Erkek Adam
“Aşk” dedi, adam.
“Ne anlatılır, ne yaşanır... Aşk, fark edilir...
O, yanında olmadığında nefes alamazsın ama camı açınca geçecek sanırsın. Yanından geçtiğinde ateş basar fakat sen bunu havanın sıcaklığına verirsin. Bir gün O gider ve bir boşluk hissedersin solunda bir yerlerde… Sen boşluğu doldurmanın yollarını ararken, sebebini düşünürken; biri yakandan tutup sarsar seni. ‘Aşık olmuşsun sen be adam! Üstün başın aşk kokuyor!’ der. O an kısa bir anlığına susar ve düşünürsün. Onunlayken ve onsuzken ki zamanlarını kıyaslarsın.

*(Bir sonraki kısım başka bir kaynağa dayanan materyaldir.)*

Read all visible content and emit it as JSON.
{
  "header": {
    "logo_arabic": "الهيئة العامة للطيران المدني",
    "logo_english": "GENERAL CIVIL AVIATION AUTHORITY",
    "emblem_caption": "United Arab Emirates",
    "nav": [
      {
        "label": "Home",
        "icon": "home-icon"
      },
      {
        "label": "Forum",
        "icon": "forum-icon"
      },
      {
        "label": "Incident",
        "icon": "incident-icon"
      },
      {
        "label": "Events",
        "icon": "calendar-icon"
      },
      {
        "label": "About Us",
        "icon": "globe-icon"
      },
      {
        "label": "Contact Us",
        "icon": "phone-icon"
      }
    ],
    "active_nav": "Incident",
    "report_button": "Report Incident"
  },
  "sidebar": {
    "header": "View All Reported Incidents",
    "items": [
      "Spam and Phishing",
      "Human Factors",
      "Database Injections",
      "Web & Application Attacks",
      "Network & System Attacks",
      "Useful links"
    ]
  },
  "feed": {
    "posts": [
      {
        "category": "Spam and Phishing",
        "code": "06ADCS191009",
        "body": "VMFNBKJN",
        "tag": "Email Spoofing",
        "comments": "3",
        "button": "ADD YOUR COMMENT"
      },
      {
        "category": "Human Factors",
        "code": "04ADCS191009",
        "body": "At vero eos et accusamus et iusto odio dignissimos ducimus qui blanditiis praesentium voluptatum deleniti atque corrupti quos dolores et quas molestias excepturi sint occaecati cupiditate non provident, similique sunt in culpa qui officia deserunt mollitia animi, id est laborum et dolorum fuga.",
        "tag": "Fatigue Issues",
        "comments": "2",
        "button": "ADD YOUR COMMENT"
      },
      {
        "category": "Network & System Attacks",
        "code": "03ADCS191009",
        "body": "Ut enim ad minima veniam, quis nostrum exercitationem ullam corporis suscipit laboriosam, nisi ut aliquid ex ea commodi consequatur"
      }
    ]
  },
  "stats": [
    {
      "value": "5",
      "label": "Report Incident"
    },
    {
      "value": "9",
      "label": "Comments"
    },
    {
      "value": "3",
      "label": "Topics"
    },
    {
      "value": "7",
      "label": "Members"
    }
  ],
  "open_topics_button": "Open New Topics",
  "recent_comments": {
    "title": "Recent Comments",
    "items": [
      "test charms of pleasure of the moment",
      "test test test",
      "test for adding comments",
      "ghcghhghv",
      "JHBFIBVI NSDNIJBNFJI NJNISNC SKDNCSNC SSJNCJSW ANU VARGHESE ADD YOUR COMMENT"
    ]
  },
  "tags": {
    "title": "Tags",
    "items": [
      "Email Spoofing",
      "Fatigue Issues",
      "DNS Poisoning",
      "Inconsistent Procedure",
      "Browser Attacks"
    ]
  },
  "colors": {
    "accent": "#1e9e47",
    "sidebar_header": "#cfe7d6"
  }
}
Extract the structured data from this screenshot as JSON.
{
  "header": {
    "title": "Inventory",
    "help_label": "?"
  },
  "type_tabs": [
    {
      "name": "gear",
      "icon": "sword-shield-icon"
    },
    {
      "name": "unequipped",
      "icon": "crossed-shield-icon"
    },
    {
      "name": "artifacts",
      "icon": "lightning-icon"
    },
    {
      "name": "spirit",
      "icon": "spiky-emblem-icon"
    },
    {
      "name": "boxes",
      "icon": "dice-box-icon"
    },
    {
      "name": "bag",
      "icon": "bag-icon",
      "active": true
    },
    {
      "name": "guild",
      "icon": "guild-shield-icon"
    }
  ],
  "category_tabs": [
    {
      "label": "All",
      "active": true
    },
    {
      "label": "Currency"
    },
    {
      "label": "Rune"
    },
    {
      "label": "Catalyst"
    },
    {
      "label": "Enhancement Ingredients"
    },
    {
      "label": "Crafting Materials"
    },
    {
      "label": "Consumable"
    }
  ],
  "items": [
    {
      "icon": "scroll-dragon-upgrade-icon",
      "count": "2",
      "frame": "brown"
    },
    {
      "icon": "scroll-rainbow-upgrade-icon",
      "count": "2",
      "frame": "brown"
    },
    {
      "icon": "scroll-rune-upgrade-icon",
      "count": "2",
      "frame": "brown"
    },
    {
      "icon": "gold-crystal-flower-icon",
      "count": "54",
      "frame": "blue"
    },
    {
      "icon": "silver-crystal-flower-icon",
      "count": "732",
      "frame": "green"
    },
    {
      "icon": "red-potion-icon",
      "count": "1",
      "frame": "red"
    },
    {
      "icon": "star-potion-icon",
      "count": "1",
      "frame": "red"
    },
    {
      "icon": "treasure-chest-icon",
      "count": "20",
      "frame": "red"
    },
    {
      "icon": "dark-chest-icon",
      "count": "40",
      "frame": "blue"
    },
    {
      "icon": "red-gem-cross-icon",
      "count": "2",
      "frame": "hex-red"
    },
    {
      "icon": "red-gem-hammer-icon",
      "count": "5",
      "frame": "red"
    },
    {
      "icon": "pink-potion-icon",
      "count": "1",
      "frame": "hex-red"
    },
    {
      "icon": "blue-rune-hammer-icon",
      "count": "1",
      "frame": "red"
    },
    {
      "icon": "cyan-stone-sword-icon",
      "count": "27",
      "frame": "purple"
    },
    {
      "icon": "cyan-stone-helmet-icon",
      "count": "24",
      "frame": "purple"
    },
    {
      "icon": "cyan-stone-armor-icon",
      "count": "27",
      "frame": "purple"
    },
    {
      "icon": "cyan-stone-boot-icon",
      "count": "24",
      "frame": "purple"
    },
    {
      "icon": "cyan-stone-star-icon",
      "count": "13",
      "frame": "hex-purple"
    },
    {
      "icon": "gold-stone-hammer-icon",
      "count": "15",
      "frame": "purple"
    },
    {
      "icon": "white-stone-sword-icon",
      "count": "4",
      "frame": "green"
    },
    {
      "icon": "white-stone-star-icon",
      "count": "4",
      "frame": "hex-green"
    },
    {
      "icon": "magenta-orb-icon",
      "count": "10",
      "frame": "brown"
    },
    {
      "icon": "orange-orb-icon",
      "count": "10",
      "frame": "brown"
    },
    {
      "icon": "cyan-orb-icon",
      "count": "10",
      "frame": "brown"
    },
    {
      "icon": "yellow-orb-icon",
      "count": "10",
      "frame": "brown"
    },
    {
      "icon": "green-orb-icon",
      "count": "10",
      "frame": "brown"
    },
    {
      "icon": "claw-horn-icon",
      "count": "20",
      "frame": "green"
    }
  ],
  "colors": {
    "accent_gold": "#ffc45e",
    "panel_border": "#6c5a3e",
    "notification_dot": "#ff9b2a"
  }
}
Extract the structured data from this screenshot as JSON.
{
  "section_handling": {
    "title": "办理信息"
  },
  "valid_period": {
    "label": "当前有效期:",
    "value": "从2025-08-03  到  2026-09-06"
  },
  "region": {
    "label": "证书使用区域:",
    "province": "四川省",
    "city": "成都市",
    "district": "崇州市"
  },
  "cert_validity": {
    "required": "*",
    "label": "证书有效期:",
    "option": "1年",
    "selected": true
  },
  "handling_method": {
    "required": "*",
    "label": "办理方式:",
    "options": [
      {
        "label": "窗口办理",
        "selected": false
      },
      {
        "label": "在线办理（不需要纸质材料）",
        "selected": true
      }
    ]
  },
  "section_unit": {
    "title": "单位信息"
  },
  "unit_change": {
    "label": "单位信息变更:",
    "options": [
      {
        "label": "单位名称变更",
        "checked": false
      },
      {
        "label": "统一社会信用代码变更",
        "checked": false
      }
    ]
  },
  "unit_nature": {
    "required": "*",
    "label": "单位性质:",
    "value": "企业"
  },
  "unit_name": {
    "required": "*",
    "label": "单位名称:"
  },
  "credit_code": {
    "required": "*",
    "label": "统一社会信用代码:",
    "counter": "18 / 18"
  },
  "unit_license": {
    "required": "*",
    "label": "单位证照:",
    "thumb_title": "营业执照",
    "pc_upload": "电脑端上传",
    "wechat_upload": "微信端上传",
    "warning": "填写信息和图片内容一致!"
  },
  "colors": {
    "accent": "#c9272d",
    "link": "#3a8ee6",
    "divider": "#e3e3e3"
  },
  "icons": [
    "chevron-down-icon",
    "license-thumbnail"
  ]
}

Ardından ciğerine nefes girmesini engellercesine koşar, arar durursun aşkını. Onu bulduğunda sıkıca sarmalarsın. Yaklaşır kulağına ‘Aşık olmuşum ben be kadın! Üstüm başım sen kokuyor!’ dersin.” Kimsenin onu dinlemediğini fark ettiğinde, yerinden hafifçe doğruldu. Dinlememelerinin sebebi içinden kendi kendine söyleyişiydi. Bilemedi…
Biraz sonra kalbi sıkışır gibi olduğunda oturduğu yerden kalktı ve sigarasını yakıp, derin bir nefes aldı. Sustu ve uzaklarda oyaladı gözlerini biraz. Bir derdi vardı, belli. Ama anlatmıyordu ki! Oysa anlatsaydı kurtulurdu. Bunu da bilemedi..
Dostlarının yanına yeniden oturduğunda başından beri yaptığını yaptı; dinler gibi salladı kafasını ve güldüklerinde güldü. Dışarı çıkıp, onlarla konuşmaya, kendini düzeltmeye söz vermişti ya; işte kendince bu sözü tuttuğunu düşünüyordu. Halbuki yaptığı bu değildi. Kendinden anlatmayınca, kendinden gülmeyince konuşmuş olmazdı insan. Kendini kendine saklayınca, rahatlamazdı ki insan! Ama anlamıyordu, adam. Hoş, zaten kimse onunla ilgileniyor gibi de durmuyordu ya, neyse…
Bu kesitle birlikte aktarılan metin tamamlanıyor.